И никакими силами не удалось сдержать обжигающую волну, разлившуюся под кожей; преподобный Ральф де Брикассар сидел отворотясь, прикрыв лицо рукой, и мучительно стыдился того, что впервые в жизни покраснел.
Но должен же он помочь своей Мэгги! Он дождался, чтобы краска сбежала со щек, встал, поднял ее и усадил на ровный пьедестал мраморного ангела, теперь они с Мэгги оказались лицом к лицу.
– Посмотри на меня, Мэгги. Нет, ты смотри на меня!
Она подняла измученные глаза и увидела, он улыбается, и разом нахлынула безмерная радость. Не стал бы он так улыбаться, если б она умирала; она прекрасно знает, что очень дорога ему, ведь он никогда этого не скрывал.
– Ты не умираешь, Мэгги, и никакого рака у тебя нет. Не мне следовало бы тебе это объяснять, но уж лучше объясню. Твоей матери следовало давным-давно тебе все рассказать, подготовить тебя заранее, ума не приложу, почему она этого не сделала.
Он вскинул глаза на непроницаемое лицо мраморного ангела и странно, сдавленно засмеялся.
– Боже милостивый! Чего только ты не возлагаешь на меня! – И к замершей в ожидании Мэгги: – Пройдут годы, ты вырастешь, узнаешь больше о жизни и, может быть, станешь со смущением, даже со стыдом вспоминать этот день. Не надо, Мэгги, вспоминай этот день по-другому. Ничего тут нет постыдного, и нечего смущаться. Сейчас, как всегда и во всем, я лишь орудие в руках Господа Бога. Таково мое единственное дело на земле, единственное мое назначение. Ты была очень напугана, ты нуждалась в помощи, и Господь в моем лице ниспослал тебе помощь. Только это и запомни, Мэгги. Я – служитель Господа и говорю во имя Его. С тобой происходит то, что и со всеми женщинами, Мэгги, только и всего. Каждый месяц у тебя несколько дней будут кровотечения. Обычно это начинается лет в двенадцать, в тринадцать – тебе уже исполнилось тринадцать?
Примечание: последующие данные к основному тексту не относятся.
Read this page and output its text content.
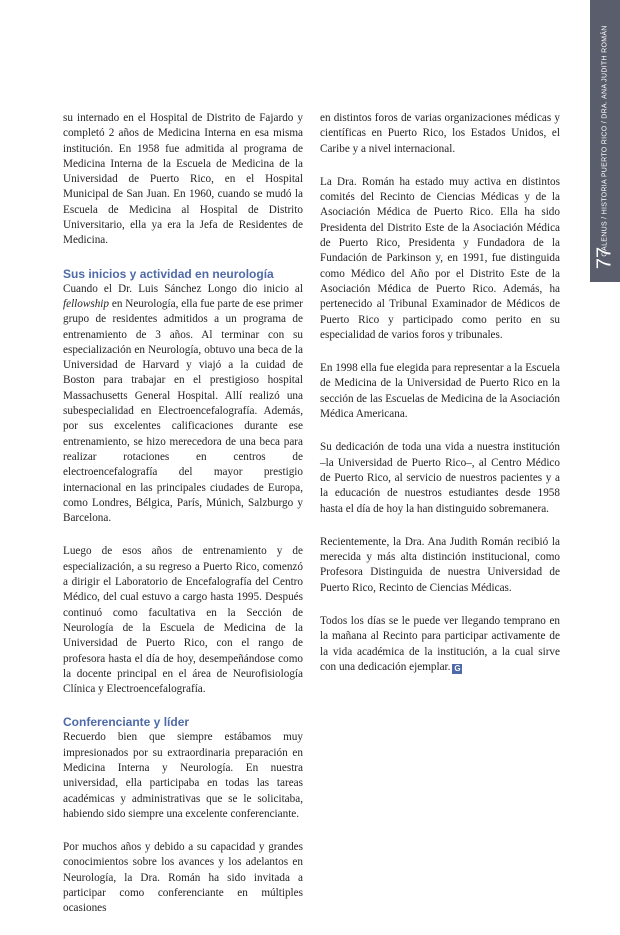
su internado en el Hospital de Distrito de Fajardo y completó 2 años de Medicina Interna en esa misma institución. En 1958 fue admitida al programa de Medicina Interna de la Escuela de Medicina de la Universidad de Puerto Rico, en el Hospital Municipal de San Juan. En 1960, cuando se mudó la Escuela de Medicina al Hospital de Distrito Universitario, ella ya era la Jefa de Residentes de Medicina.

Sus inicios y actividad en neurología

Cuando el Dr. Luis Sánchez Longo dio inicio al fellowship en Neurología, ella fue parte de ese primer grupo de residentes admitidos a un programa de entrenamiento de 3 años. Al terminar con su especialización en Neurología, obtuvo una beca de la Universidad de Harvard y viajó a la cuidad de Boston para trabajar en el prestigioso hospital Massachusetts General Hospital. Allí realizó una subespecialidad en Electroencefalografía. Además, por sus excelentes calificaciones durante ese entrenamiento, se hizo merecedora de una beca para realizar rotaciones en centros de electroencefalografía del mayor prestigio internacional en las principales ciudades de Europa, como Londres, Bélgica, París, Múnich, Salzburgo y Barcelona.

Luego de esos años de entrenamiento y de especialización, a su regreso a Puerto Rico, comenzó a dirigir el Laboratorio de Encefalografía del Centro Médico, del cual estuvo a cargo hasta 1995. Después continuó como facultativa en la Sección de Neurología de la Escuela de Medicina de la Universidad de Puerto Rico, con el rango de profesora hasta el día de hoy, desempeñándose como la docente principal en el área de Neurofisiología Clínica y Electroencefalografía.

Conferenciante y líder

Recuerdo bien que siempre estábamos muy impresionados por su extraordinaria preparación en Medicina Interna y Neurología. En nuestra universidad, ella participaba en todas las tareas académicas y administrativas que se le solicitaba, habiendo sido siempre una excelente conferenciante.

Por muchos años y debido a su capacidad y grandes conocimientos sobre los avances y los adelantos en Neurología, la Dra. Román ha sido invitada a participar como conferenciante en múltiples ocasiones

en distintos foros de varias organizaciones médicas y científicas en Puerto Rico, los Estados Unidos, el Caribe y a nivel internacional.

La Dra. Román ha estado muy activa en distintos comités del Recinto de Ciencias Médicas y de la Asociación Médica de Puerto Rico. Ella ha sido Presidenta del Distrito Este de la Asociación Médica de Puerto Rico, Presidenta y Fundadora de la Fundación de Parkinson y, en 1991, fue distinguida como Médico del Año por el Distrito Este de la Asociación Médica de Puerto Rico. Además, ha pertenecido al Tribunal Examinador de Médicos de Puerto Rico y participado como perito en su especialidad de varios foros y tribunales.

En 1998 ella fue elegida para representar a la Escuela de Medicina de la Universidad de Puerto Rico en la sección de las Escuelas de Medicina de la Asociación Médica Americana.

Su dedicación de toda una vida a nuestra institución –la Universidad de Puerto Rico–, al Centro Médico de Puerto Rico, al servicio de nuestros pacientes y a la educación de nuestros estudiantes desde 1958 hasta el día de hoy la han distinguido sobremanera.

Recientemente, la Dra. Ana Judith Román recibió la merecida y más alta distinción institucional, como Profesora Distinguida de nuestra Universidad de Puerto Rico, Recinto de Ciencias Médicas.

Todos los días se le puede ver llegando temprano en la mañana al Recinto para participar activamente de la vida académica de la institución, a la cual sirve con una dedicación ejemplar. G

GALENUS / HISTORIA PUERTO RICO / DRA. ANA JUDITH ROMÁN
77
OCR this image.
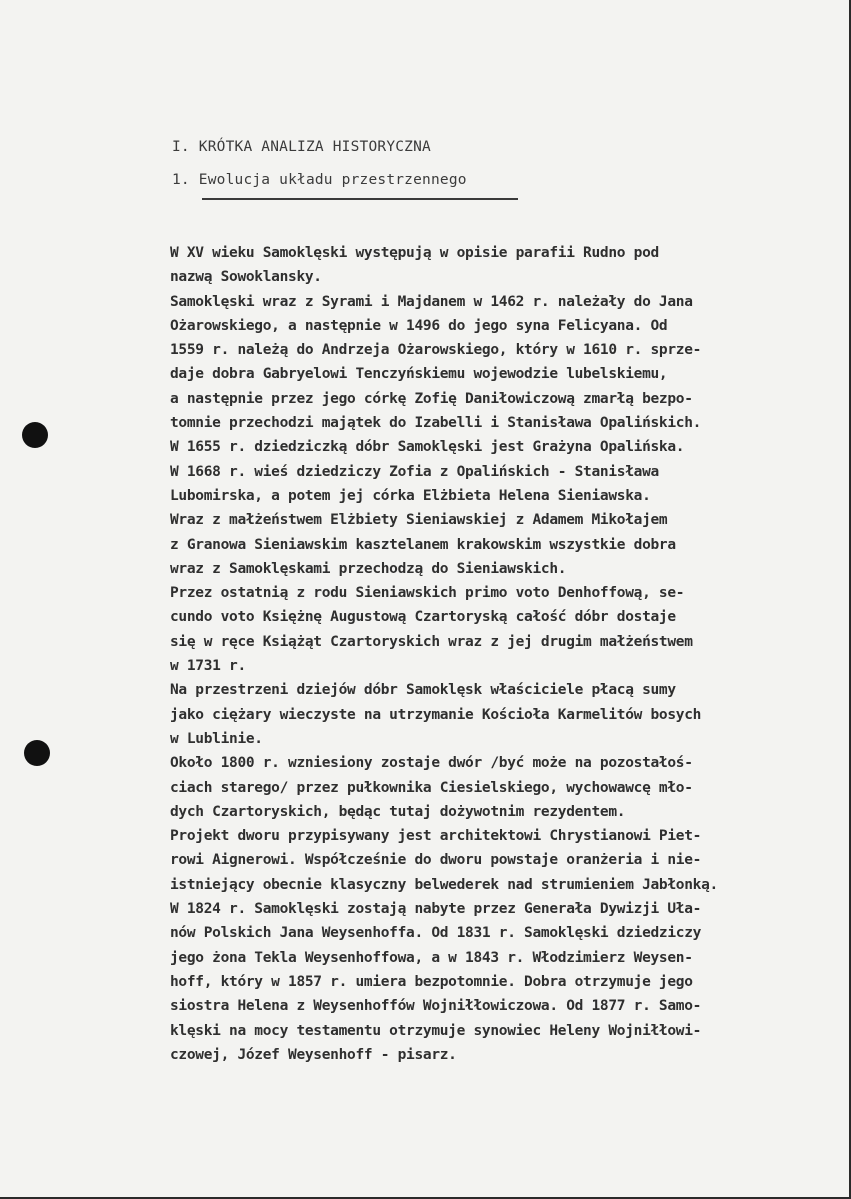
I. KRÓTKA ANALIZA HISTORYCZNA
1. Ewolucja układu przestrzennego
W XV wieku Samoklęski występują w opisie parafii Rudno pod
nazwą Sowoklansky.
Samoklęski wraz z Syrami i Majdanem w 1462 r. należały do Jana
Ożarowskiego, a następnie w 1496 do jego syna Feliсyana. Od
1559 r. należą do Andrzeja Ożarowskiego, który w 1610 r. sprze-
daje dobra Gabryelowi Tenczyńskiemu wojewodzie lubelskiemu,
a następnie przez jego córkę Zofię Daniłowiczową zmarłą bezpo-
tomnie przechodzi majątek do Izabelli i Stanisława Opalińskich.
W 1655 r. dziedziczką dóbr Samoklęski jest Grażyna Opalińska.
W 1668 r. wieś dziedziczy Zofia z Opalińskich - Stanisława
Lubomirska, a potem jej córka Elżbieta Helena Sieniawska.
Wraz z małżeństwem Elżbiety Sieniawskiej z Adamem Mikołajem
z Granowa Sieniawskim kasztelanem krakowskim wszystkie dobra
wraz z Samoklęskami przechodzą do Sieniawskich.
Przez ostatnią z rodu Sieniawskich primo voto Denhoffową, se-
cundo voto Księżnę Augustową Czartoryską całość dóbr dostaje
się w ręce Książąt Czartoryskich wraz z jej drugim małżeństwem
w 1731 r.
Na przestrzeni dziejów dóbr Samoklęsk właściciele płacą sumy
jako ciężary wieczyste na utrzymanie Kościoła Karmelitów bosych
w Lublinie.
Około 1800 r. wzniesiony zostaje dwór /być może na pozostałoś-
ciach starego/ przez pułkownika Ciesielskiego, wychowawcę mło-
dych Czartoryskich, będąc tutaj dożywotnim rezydentem.
Projekt dworu przypisywany jest architektowi Chrystianowi Piet-
rowi Aignerowi. Współcześnie do dworu powstaje oranżeria i nie-
istniejący obecnie klasyczny belwederek nad strumieniem Jabłonką.
W 1824 r. Samoklęski zostają nabyte przez Generała Dywizji Uła-
nów Polskich Jana Weysenhoffa. Od 1831 r. Samoklęski dziedziczy
jego żona Tekla Weysenhoffowa, a w 1843 r. Włodzimierz Weysen-
hoff, który w 1857 r. umiera bezpotomnie. Dobra otrzymuje jego
siostra Helena z Weysenhoffów Wojniłłowiczowa. Od 1877 r. Samo-
klęski na mocy testamentu otrzymuje synowiec Heleny Wojniłłowi-
czowej, Józef Weysenhoff - pisarz.
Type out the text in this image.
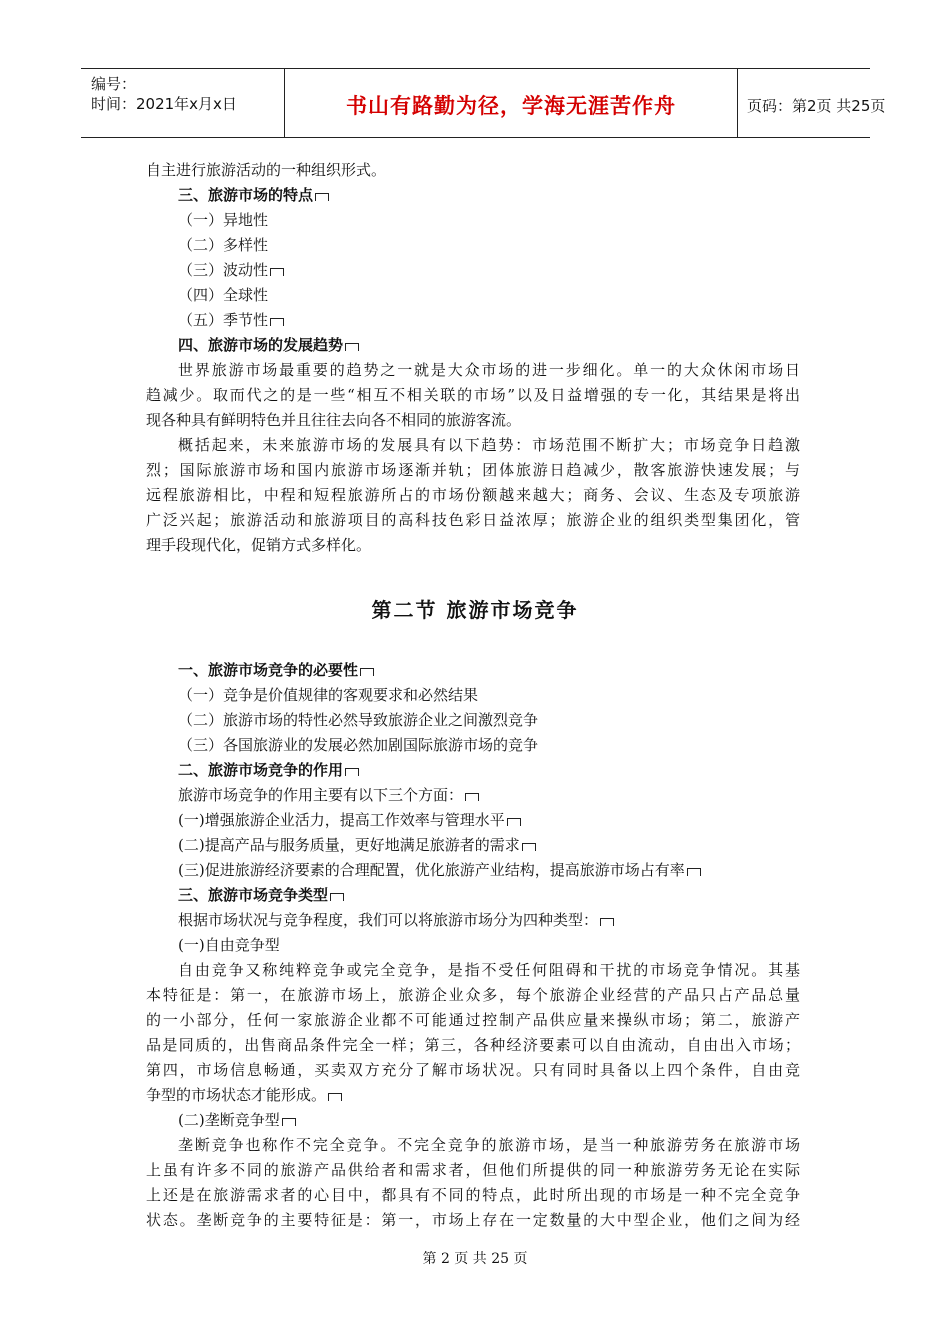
编号：
时间：2021年x月x日	书山有路勤为径，学海无涯苦作舟	页码：第2页 共25页
自主进行旅游活动的一种组织形式。
三、旅游市场的特点
（一）异地性
（二）多样性
（三）波动性
（四）全球性
（五）季节性
四、旅游市场的发展趋势
世界旅游市场最重要的趋势之一就是大众市场的进一步细化。单一的大众休闲市场日
趋减少。取而代之的是一些“相互不相关联的市场”以及日益增强的专一化，其结果是将出
现各种具有鲜明特色并且往往去向各不相同的旅游客流。
概括起来，未来旅游市场的发展具有以下趋势：市场范围不断扩大；市场竞争日趋激
烈；国际旅游市场和国内旅游市场逐渐并轨；团体旅游日趋减少，散客旅游快速发展；与
远程旅游相比，中程和短程旅游所占的市场份额越来越大；商务、会议、生态及专项旅游
广泛兴起；旅游活动和旅游项目的高科技色彩日益浓厚；旅游企业的组织类型集团化，管
理手段现代化，促销方式多样化。
第二节 旅游市场竞争
一、旅游市场竞争的必要性
（一）竞争是价值规律的客观要求和必然结果
（二）旅游市场的特性必然导致旅游企业之间激烈竞争
（三）各国旅游业的发展必然加剧国际旅游市场的竞争
二、旅游市场竞争的作用
旅游市场竞争的作用主要有以下三个方面：
(一)增强旅游企业活力，提高工作效率与管理水平
(二)提高产品与服务质量，更好地满足旅游者的需求
(三)促进旅游经济要素的合理配置，优化旅游产业结构，提高旅游市场占有率
三、旅游市场竞争类型
根据市场状况与竞争程度，我们可以将旅游市场分为四种类型：
(一)自由竞争型
自由竞争又称纯粹竞争或完全竞争，是指不受任何阻碍和干扰的市场竞争情况。其基
本特征是：第一，在旅游市场上，旅游企业众多，每个旅游企业经营的产品只占产品总量
的一小部分，任何一家旅游企业都不可能通过控制产品供应量来操纵市场；第二，旅游产
品是同质的，出售商品条件完全一样；第三，各种经济要素可以自由流动，自由出入市场；
第四，市场信息畅通，买卖双方充分了解市场状况。只有同时具备以上四个条件，自由竞
争型的市场状态才能形成。
(二)垄断竞争型
垄断竞争也称作不完全竞争。不完全竞争的旅游市场，是当一种旅游劳务在旅游市场
上虽有许多不同的旅游产品供给者和需求者，但他们所提供的同一种旅游劳务无论在实际
上还是在旅游需求者的心目中，都具有不同的特点，此时所出现的市场是一种不完全竞争
状态。垄断竞争的主要特征是：第一，市场上存在一定数量的大中型企业，他们之间为经
第 2 页 共 25 页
– Мне пятнадцать, отец Ральф.
– Пятнадцать? Тебе?! – Он в сомнении покачал головой. – Что ж, придется поверить. Значит, ты несколько запоздала. Но так будет каждый месяц, лет до пятидесяти, у некоторых женщин это повторяется в точности как фазы луны, у других не так аккуратно. У одних проходит безболезненно, другие сильно мучаются. Никто не знает, почему это бывает так по-разному. Но ежемесячное кровотечение – признак зрелости. Ты понимаешь, что значит слово «зрелость»?
– Конечно, отец Ральф! Я читала! Это когда становишься взрослой.
– Ну, примерно так. Пока продолжаются эти кровотечения, ты можешь иметь детей. Без этого не продолжался бы род человеческий. До грехопадения, говорится в Библии, Ева не менструировала. По-настоящему это называется менструация. Но когда Адам и Ева пали, Бог покарал женщину суровее, чем мужчину, ведь падение, в сущности, совершилось по ее вине. Она соблазнила мужа. Помнишь, как сказано в Писании? «В болезни будешь рождать детей!» А это значит: все, что связано с рождением детей, для женщины неотделимо от мук. Это великая радость, но и великие муки. Таков твой удел, Мэгги, и ты должна с ним примириться.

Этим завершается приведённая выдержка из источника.